CUERPOS SIN DESCANSO ALMAS EN PENA,SON CUENTOS ABITUALES EN LOS CEMENTERIOS... Desde que en 1832 Doña Rosario Zuazagoitia, esposa de Don Mariano Egaña fue enterrada viva, extraños sucesos han acompañado el desarrollo del campo santo. La historia más sorprendente de las relatadas es del siglo XIX y tiene como protagonista a una joven que mientras lloraba en la tumba de su recién fallecido marido, un mozo de apellido Arismendi;ella cree ver moverse la fragil muralla del nicho, su sorpresa se transforma en terror cuando ve aparecer a su amortajado esposo, quien la empieza a perseguir velozmente por el camposanto. A los angustiosos gritos de la joven acuden los sepultureros, quienes la encuentran desmayada y metros más allá el testimonio irreal de la persecución.Horas más tarde, algunos se atreven a llegar a la tumba del joven y encuentran efectivamente el nicho abierto y vacío.

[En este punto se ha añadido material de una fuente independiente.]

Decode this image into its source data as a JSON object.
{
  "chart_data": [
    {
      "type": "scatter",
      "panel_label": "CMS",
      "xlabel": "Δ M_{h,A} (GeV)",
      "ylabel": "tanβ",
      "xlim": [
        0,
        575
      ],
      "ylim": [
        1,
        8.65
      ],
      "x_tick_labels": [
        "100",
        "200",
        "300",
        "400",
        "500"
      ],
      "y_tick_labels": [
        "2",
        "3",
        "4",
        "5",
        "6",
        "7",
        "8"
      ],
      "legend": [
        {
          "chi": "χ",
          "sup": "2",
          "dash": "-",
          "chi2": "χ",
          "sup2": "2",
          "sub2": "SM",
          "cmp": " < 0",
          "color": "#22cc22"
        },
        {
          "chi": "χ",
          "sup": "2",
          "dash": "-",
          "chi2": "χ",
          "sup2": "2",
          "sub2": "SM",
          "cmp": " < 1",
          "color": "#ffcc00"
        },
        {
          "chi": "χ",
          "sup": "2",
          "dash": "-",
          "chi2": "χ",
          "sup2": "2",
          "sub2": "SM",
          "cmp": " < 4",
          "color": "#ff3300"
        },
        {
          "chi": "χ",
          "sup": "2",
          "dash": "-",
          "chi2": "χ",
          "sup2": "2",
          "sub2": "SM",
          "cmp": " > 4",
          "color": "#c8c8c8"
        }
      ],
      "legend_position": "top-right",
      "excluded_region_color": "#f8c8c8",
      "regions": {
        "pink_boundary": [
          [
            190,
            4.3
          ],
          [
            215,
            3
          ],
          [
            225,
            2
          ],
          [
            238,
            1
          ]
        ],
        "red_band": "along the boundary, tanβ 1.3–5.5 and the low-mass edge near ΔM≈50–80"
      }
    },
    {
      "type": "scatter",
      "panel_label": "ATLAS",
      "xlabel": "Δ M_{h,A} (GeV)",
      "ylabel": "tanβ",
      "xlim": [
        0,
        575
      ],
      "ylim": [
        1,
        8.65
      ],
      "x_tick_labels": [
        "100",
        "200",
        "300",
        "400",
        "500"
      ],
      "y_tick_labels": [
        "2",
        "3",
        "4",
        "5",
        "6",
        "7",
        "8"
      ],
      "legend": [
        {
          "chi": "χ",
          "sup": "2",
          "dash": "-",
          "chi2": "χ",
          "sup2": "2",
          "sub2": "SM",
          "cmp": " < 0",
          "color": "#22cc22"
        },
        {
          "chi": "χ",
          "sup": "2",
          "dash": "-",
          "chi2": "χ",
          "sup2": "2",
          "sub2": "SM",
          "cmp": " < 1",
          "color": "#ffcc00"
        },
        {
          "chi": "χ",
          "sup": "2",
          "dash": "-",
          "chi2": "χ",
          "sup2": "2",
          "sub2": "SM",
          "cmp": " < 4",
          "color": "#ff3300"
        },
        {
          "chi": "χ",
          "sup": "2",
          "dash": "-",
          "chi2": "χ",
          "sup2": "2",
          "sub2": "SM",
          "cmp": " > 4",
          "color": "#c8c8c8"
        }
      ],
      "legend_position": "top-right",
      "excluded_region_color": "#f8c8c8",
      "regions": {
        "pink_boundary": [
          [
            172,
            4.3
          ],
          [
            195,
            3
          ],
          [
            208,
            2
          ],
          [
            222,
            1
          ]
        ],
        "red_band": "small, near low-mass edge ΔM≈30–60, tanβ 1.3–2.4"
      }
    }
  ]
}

Otra no muy lejana historia es la de un grupo de jovenes que en unos de sus abituales paseos por el cementerio pasan por el crematorio del camposanto y a uno de ellos de le ocurre la abominable idea de violar uno de los nichos y sacar las cenisas del difunto,despues de escuchar ruidos y ver movimentos tiran la vasija y salen huyendo asustados de que los guardias del cementerio los reconocieran. Nadie volvio a ver aquella vasija que guardaba las amadas cenisas , ahora en aquel nicho vacio ahi una nota de su familia solicitando ayuda "fue dificil perder a nuestro ser querido, perderlo dos veces es ahun peor. si sabe algo le ruego nos informe "Desde ese dia el alma de aquella persona no pudo descansar en paz...recorre el cementerio buscando descanso, mirando y acompañando en sus paseos a los jovenes que irrunpieron el descanso de está ahora sollozante alma en pena.